AI Leap Medical

Why Hospital Needs Effective Schedule?

Scheduling has been often described as having both positive and negative effects: It can contribute to a crisis or become a competitive advantage; it can increase revenues or lower team morale. For such a small piece of organization’s administrative responsibilities, it has a huge impact on success. The single largest expense of the organization – payroll – is managed and directly controlled by the schedule. However, the financial impact of the schedule goes deeper than that. It improves productivity, accuracy, and saves funds spent on administering work.
 
For everyone, and especially clinical teams, the work schedule is one of the greatest influencers of personal lives. It is vital to ensure that each team member receives a fair and equitable schedule. If someone is receiving a schedule that the person finds too demanding, or out of line with the rest of the group, morale can take a serious hit. Additionally, in situations where staffing is required 24/7/365, burnout and shift-work disorder are common concerns. Shift-work disorder and excessive fatigue have been linked to increased rates of many illnesses, as well as a decrease in performance, and an increase in the likelihood to make mistakes, which can be dangerous and costly.
 
Based on a number of studies, Americans demand for primary care providers is straining the limited supply. The Association of American Medical Colleges estimates that by 2015 the United States will face a shortage of more than 33,000 primary care practitioners. A physician shortage in the U.S. was expected even before the Affordable Care Act was signed into law in 2010, according to the Association of American Medical Colleges. Now the group estimates that there will be a shortage of 63,000 doctors by 2015 and 130,600 by 2025.
 
The shortage of personnel amplifies the complexity of medical scheduling. The lack of modern technologies exacerbates the issue of the quality of medical schedules, and that is a determining factor in your success in delivering quality care and retaining your best clinicians. Consistently good schedules lead to happier, higher performing providers, and increased revenue generation. Consistently bad schedules can cause internal conflict, decreased quality of care, lower your revenue, and contribute to a personnel turnover.
 

Current Scheduling Practices and Shortcomings

Due to a severe shortage of personnel, high-quality medical scheduling is a challenging task. There are practices where it is done by an administrator manually through a spreadsheet or with an assistance of one of available medical scheduling software applications. However, most of medical scheduling software use last-century technologies: Monte Carlo Simulation, single shift insertion, backtracking, etc. In addition, many existing software packages expect manual entries of numerous requests and assignments, filling out complex forms with rules in a software-friendly format. Often the final phase of the schedule fine-tuning is assigned to a physician who spends up to 20 hours per month doing just that.
 
A broad research has been conducted regarding the success of various scheduling methodologies. It demonstrated that technologies currently used in medical scheduling can succeed only in case of under-loaded resources (physicians, residents, nurses), which is almost never the case. Therefore, all existing applications are doomed to fail even in case of moderate rule complexity. This is exactly what many hospitals see on a daily basis.
 

AI Leap Medical Scheduling Solutions

Many of the mentioned above operations can be replaced by an application with Artificial Intelligence.

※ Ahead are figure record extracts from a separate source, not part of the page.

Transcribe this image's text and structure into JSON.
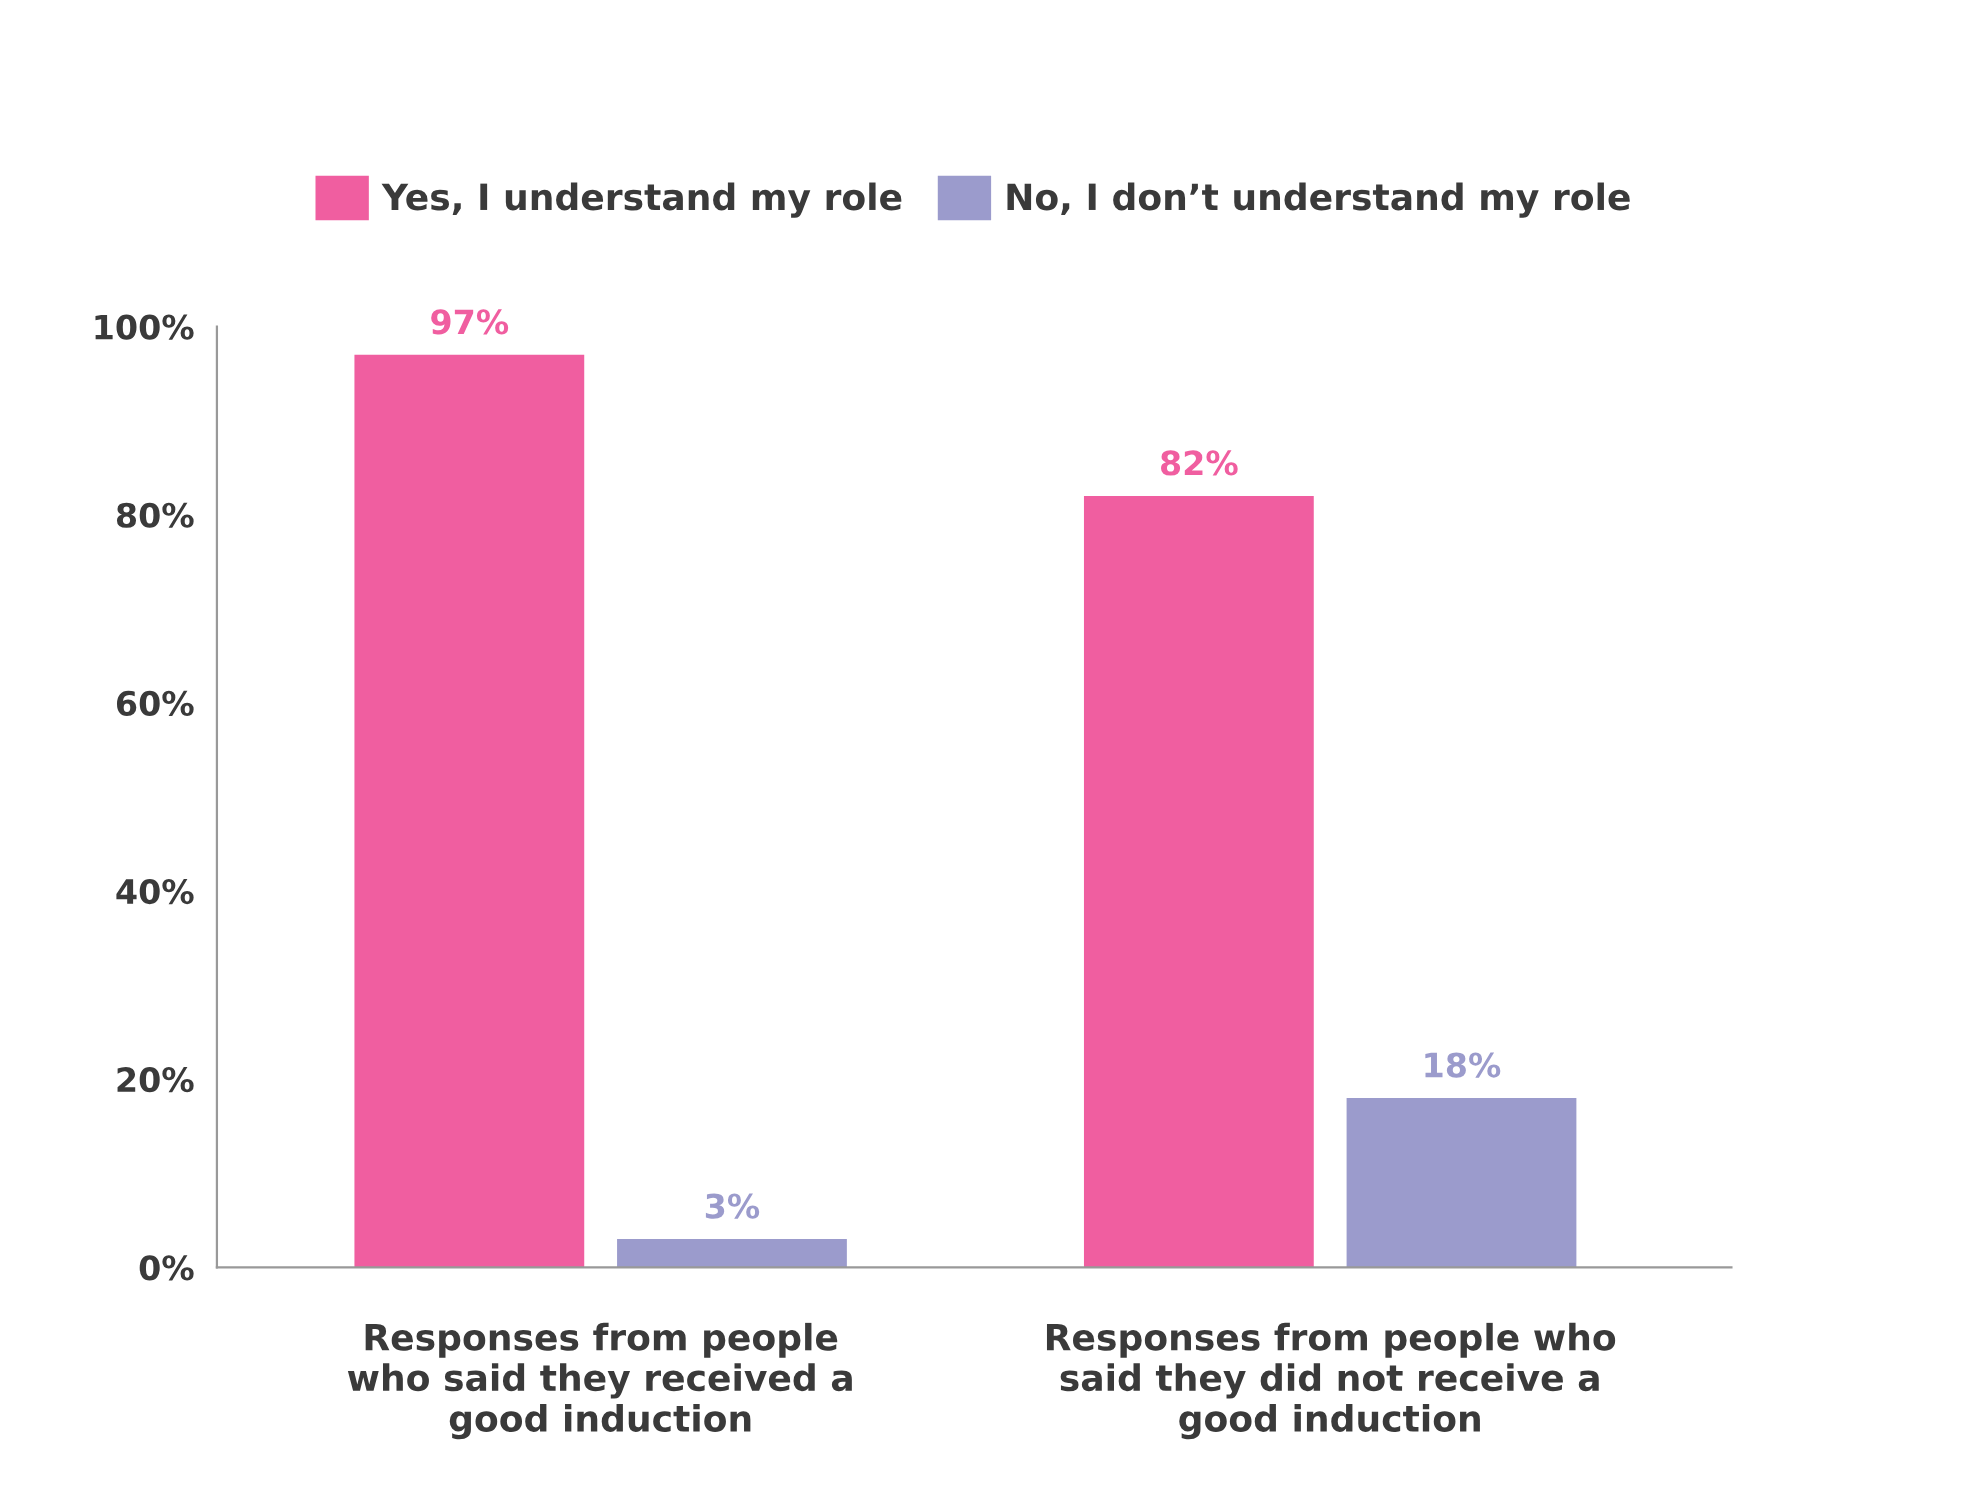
{
  "chart_data": {
    "type": "bar",
    "categories": [
      "Responses from people\nwho said they received a\ngood induction",
      "Responses from people who\nsaid they did not receive a\ngood induction"
    ],
    "series": [
      {
        "name": "Yes, I understand my role",
        "color": "#f05ea0",
        "values": [
          97,
          82
        ],
        "value_labels": [
          "97%",
          "82%"
        ]
      },
      {
        "name": "No, I don’t understand my role",
        "color": "#9b9bcc",
        "values": [
          3,
          18
        ],
        "value_labels": [
          "3%",
          "18%"
        ]
      }
    ],
    "ylim": [
      0,
      100
    ],
    "yticks": [
      {
        "value": 0,
        "label": "0%"
      },
      {
        "value": 20,
        "label": "20%"
      },
      {
        "value": 40,
        "label": "40%"
      },
      {
        "value": 60,
        "label": "60%"
      },
      {
        "value": 80,
        "label": "80%"
      },
      {
        "value": 100,
        "label": "100%"
      }
    ],
    "grid": false,
    "legend": "top"
  }
}
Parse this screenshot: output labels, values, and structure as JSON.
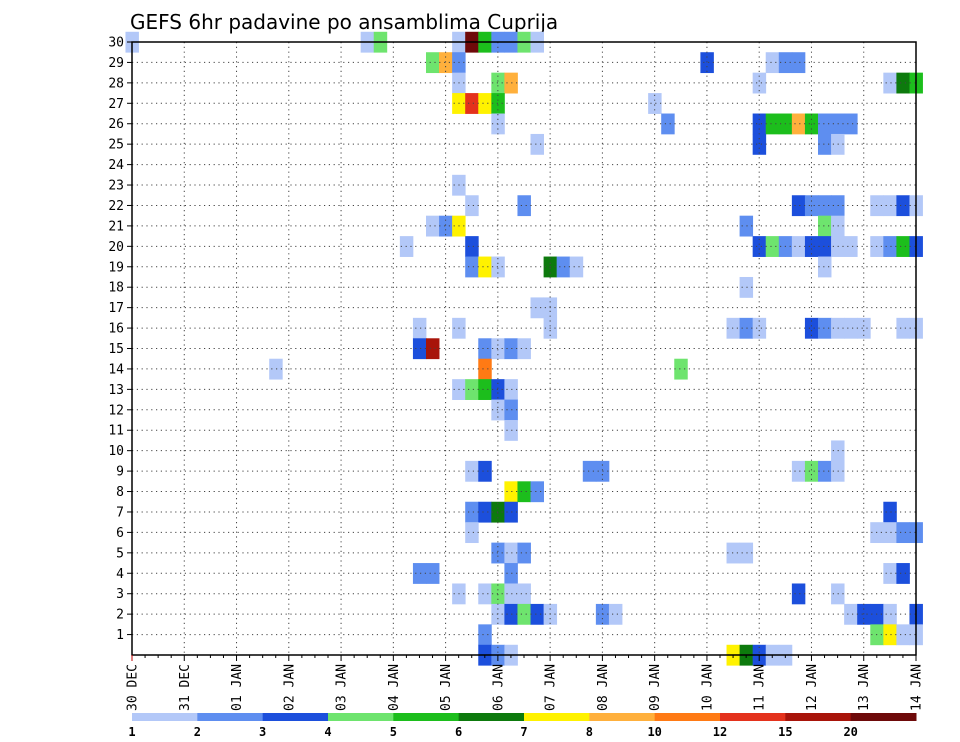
{
  "chart_data": {
    "type": "heatmap",
    "title": "GEFS 6hr padavine po ansamblima Cuprija",
    "xlabel": "",
    "ylabel": "",
    "x_tick_labels": [
      "30 DEC",
      "31 DEC",
      "01 JAN",
      "02 JAN",
      "03 JAN",
      "04 JAN",
      "05 JAN",
      "06 JAN",
      "07 JAN",
      "08 JAN",
      "09 JAN",
      "10 JAN",
      "11 JAN",
      "12 JAN",
      "13 JAN",
      "14 JAN"
    ],
    "y_tick_labels": [
      "1",
      "2",
      "3",
      "4",
      "5",
      "6",
      "7",
      "8",
      "9",
      "10",
      "11",
      "12",
      "13",
      "14",
      "15",
      "16",
      "17",
      "18",
      "19",
      "20",
      "21",
      "22",
      "23",
      "24",
      "25",
      "26",
      "27",
      "28",
      "29",
      "30"
    ],
    "xlim_steps": [
      0,
      60
    ],
    "ylim_members": [
      0,
      30
    ],
    "grid": true,
    "colorbar": {
      "position": "bottom",
      "labels": [
        "1",
        "2",
        "3",
        "4",
        "5",
        "6",
        "7",
        "8",
        "10",
        "12",
        "15",
        "20"
      ],
      "colors": [
        "#b3c8f8",
        "#5e8ef0",
        "#1c4fdc",
        "#6ee46e",
        "#1cbe1c",
        "#0d7a0d",
        "#fff200",
        "#ffb03c",
        "#ff7a14",
        "#e4321c",
        "#a8140a",
        "#6e0a0a"
      ]
    },
    "cell_units": "x = 6-hour step index from 30 DEC 00z, y = ensemble member (0 = control), value = colour class index",
    "cells": [
      [
        0,
        30,
        0
      ],
      [
        18,
        30,
        0
      ],
      [
        19,
        30,
        3
      ],
      [
        25,
        30,
        0
      ],
      [
        26,
        30,
        11
      ],
      [
        27,
        30,
        4
      ],
      [
        28,
        30,
        1
      ],
      [
        29,
        30,
        1
      ],
      [
        30,
        30,
        3
      ],
      [
        31,
        30,
        0
      ],
      [
        23,
        29,
        3
      ],
      [
        24,
        29,
        7
      ],
      [
        25,
        29,
        1
      ],
      [
        44,
        29,
        2
      ],
      [
        49,
        29,
        0
      ],
      [
        50,
        29,
        1
      ],
      [
        51,
        29,
        1
      ],
      [
        25,
        28,
        0
      ],
      [
        28,
        28,
        3
      ],
      [
        29,
        28,
        7
      ],
      [
        48,
        28,
        0
      ],
      [
        58,
        28,
        0
      ],
      [
        59,
        28,
        5
      ],
      [
        60,
        28,
        4
      ],
      [
        25,
        27,
        6
      ],
      [
        26,
        27,
        9
      ],
      [
        27,
        27,
        6
      ],
      [
        28,
        27,
        4
      ],
      [
        40,
        27,
        0
      ],
      [
        28,
        26,
        0
      ],
      [
        41,
        26,
        1
      ],
      [
        48,
        26,
        2
      ],
      [
        49,
        26,
        4
      ],
      [
        50,
        26,
        4
      ],
      [
        51,
        26,
        7
      ],
      [
        52,
        26,
        4
      ],
      [
        53,
        26,
        1
      ],
      [
        54,
        26,
        1
      ],
      [
        55,
        26,
        1
      ],
      [
        31,
        25,
        0
      ],
      [
        48,
        25,
        2
      ],
      [
        53,
        25,
        1
      ],
      [
        54,
        25,
        0
      ],
      [
        25,
        23,
        0
      ],
      [
        26,
        22,
        0
      ],
      [
        30,
        22,
        1
      ],
      [
        51,
        22,
        2
      ],
      [
        52,
        22,
        1
      ],
      [
        53,
        22,
        1
      ],
      [
        54,
        22,
        1
      ],
      [
        57,
        22,
        0
      ],
      [
        58,
        22,
        0
      ],
      [
        59,
        22,
        2
      ],
      [
        60,
        22,
        0
      ],
      [
        23,
        21,
        0
      ],
      [
        24,
        21,
        1
      ],
      [
        25,
        21,
        6
      ],
      [
        47,
        21,
        1
      ],
      [
        53,
        21,
        3
      ],
      [
        54,
        21,
        0
      ],
      [
        21,
        20,
        0
      ],
      [
        26,
        20,
        2
      ],
      [
        48,
        20,
        2
      ],
      [
        49,
        20,
        3
      ],
      [
        50,
        20,
        1
      ],
      [
        51,
        20,
        0
      ],
      [
        52,
        20,
        2
      ],
      [
        53,
        20,
        2
      ],
      [
        54,
        20,
        0
      ],
      [
        55,
        20,
        0
      ],
      [
        57,
        20,
        0
      ],
      [
        58,
        20,
        1
      ],
      [
        59,
        20,
        4
      ],
      [
        60,
        20,
        2
      ],
      [
        26,
        19,
        1
      ],
      [
        27,
        19,
        6
      ],
      [
        28,
        19,
        0
      ],
      [
        32,
        19,
        5
      ],
      [
        33,
        19,
        1
      ],
      [
        34,
        19,
        0
      ],
      [
        53,
        19,
        0
      ],
      [
        47,
        18,
        0
      ],
      [
        31,
        17,
        0
      ],
      [
        32,
        17,
        0
      ],
      [
        22,
        16,
        0
      ],
      [
        25,
        16,
        0
      ],
      [
        32,
        16,
        0
      ],
      [
        46,
        16,
        0
      ],
      [
        47,
        16,
        1
      ],
      [
        48,
        16,
        0
      ],
      [
        52,
        16,
        2
      ],
      [
        53,
        16,
        1
      ],
      [
        54,
        16,
        0
      ],
      [
        55,
        16,
        0
      ],
      [
        56,
        16,
        0
      ],
      [
        59,
        16,
        0
      ],
      [
        60,
        16,
        0
      ],
      [
        22,
        15,
        2
      ],
      [
        23,
        15,
        10
      ],
      [
        27,
        15,
        1
      ],
      [
        28,
        15,
        0
      ],
      [
        29,
        15,
        1
      ],
      [
        30,
        15,
        0
      ],
      [
        11,
        14,
        0
      ],
      [
        27,
        14,
        8
      ],
      [
        42,
        14,
        3
      ],
      [
        25,
        13,
        0
      ],
      [
        26,
        13,
        3
      ],
      [
        27,
        13,
        4
      ],
      [
        28,
        13,
        2
      ],
      [
        29,
        13,
        0
      ],
      [
        28,
        12,
        0
      ],
      [
        29,
        12,
        1
      ],
      [
        29,
        11,
        0
      ],
      [
        54,
        10,
        0
      ],
      [
        26,
        9,
        0
      ],
      [
        27,
        9,
        2
      ],
      [
        35,
        9,
        1
      ],
      [
        36,
        9,
        1
      ],
      [
        51,
        9,
        0
      ],
      [
        52,
        9,
        3
      ],
      [
        53,
        9,
        1
      ],
      [
        54,
        9,
        0
      ],
      [
        29,
        8,
        6
      ],
      [
        30,
        8,
        4
      ],
      [
        31,
        8,
        1
      ],
      [
        26,
        7,
        1
      ],
      [
        27,
        7,
        2
      ],
      [
        28,
        7,
        5
      ],
      [
        29,
        7,
        2
      ],
      [
        58,
        7,
        2
      ],
      [
        26,
        6,
        0
      ],
      [
        57,
        6,
        0
      ],
      [
        58,
        6,
        0
      ],
      [
        59,
        6,
        1
      ],
      [
        60,
        6,
        1
      ],
      [
        28,
        5,
        1
      ],
      [
        29,
        5,
        0
      ],
      [
        30,
        5,
        1
      ],
      [
        46,
        5,
        0
      ],
      [
        47,
        5,
        0
      ],
      [
        22,
        4,
        1
      ],
      [
        23,
        4,
        1
      ],
      [
        29,
        4,
        1
      ],
      [
        58,
        4,
        0
      ],
      [
        59,
        4,
        2
      ],
      [
        25,
        3,
        0
      ],
      [
        27,
        3,
        0
      ],
      [
        28,
        3,
        3
      ],
      [
        29,
        3,
        0
      ],
      [
        30,
        3,
        0
      ],
      [
        51,
        3,
        2
      ],
      [
        54,
        3,
        0
      ],
      [
        28,
        2,
        0
      ],
      [
        29,
        2,
        2
      ],
      [
        30,
        2,
        3
      ],
      [
        31,
        2,
        2
      ],
      [
        32,
        2,
        0
      ],
      [
        36,
        2,
        1
      ],
      [
        37,
        2,
        0
      ],
      [
        55,
        2,
        0
      ],
      [
        56,
        2,
        2
      ],
      [
        57,
        2,
        2
      ],
      [
        58,
        2,
        0
      ],
      [
        60,
        2,
        2
      ],
      [
        27,
        1,
        1
      ],
      [
        57,
        1,
        3
      ],
      [
        58,
        1,
        6
      ],
      [
        59,
        1,
        0
      ],
      [
        60,
        1,
        0
      ],
      [
        27,
        0,
        2
      ],
      [
        28,
        0,
        1
      ],
      [
        29,
        0,
        0
      ],
      [
        46,
        0,
        6
      ],
      [
        47,
        0,
        5
      ],
      [
        48,
        0,
        2
      ],
      [
        49,
        0,
        0
      ],
      [
        50,
        0,
        0
      ]
    ]
  }
}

AI Leap offers a cutting-edge solution that gives an easier and more effective way to construct high quality schedules. It uses two types of data: Master Data of the personnel and their skills and a diverse Rules Data of shift assignment preferences and restrictions.

Master Data is a listing of subjects and objects (personnel, patients, rooms, equipment) available for the next scheduling period, their FTE’s, profiles, attributes, groups, etc. Rules Data describes a variety of rules followed within a scheduling period and from one period to another. Rules can be inherited or adjusted. For example, circadian rules are about assignment sequencing (e.g. no day shift after night or swing shift) and usually remain without changes, vacation requests and CME’s, on the other hand, are expected to vary.
 
Rules also reflect preferences for the number of total, day, night, weekend or other types of work hours, etc. Rules Data could also include more complex blocking structures that specify days off after a sequence of assignments, or complex sequences of shifts, like “2 days off after 5 days on, 4 days off after 6-7 days on”, “start a block with 1-3 triage shifts, then 2-3 Longs, then 2-3 Shorts, then on Call and finish with 1-3 Nights right after Call or one day later”. In the introduction of rules and their specification. AI Leap also uses Artificial Intelligence to understand English descriptions like “every third Friday”, “Monday after a Day off on Saturday”, “from June 27 to July 3”.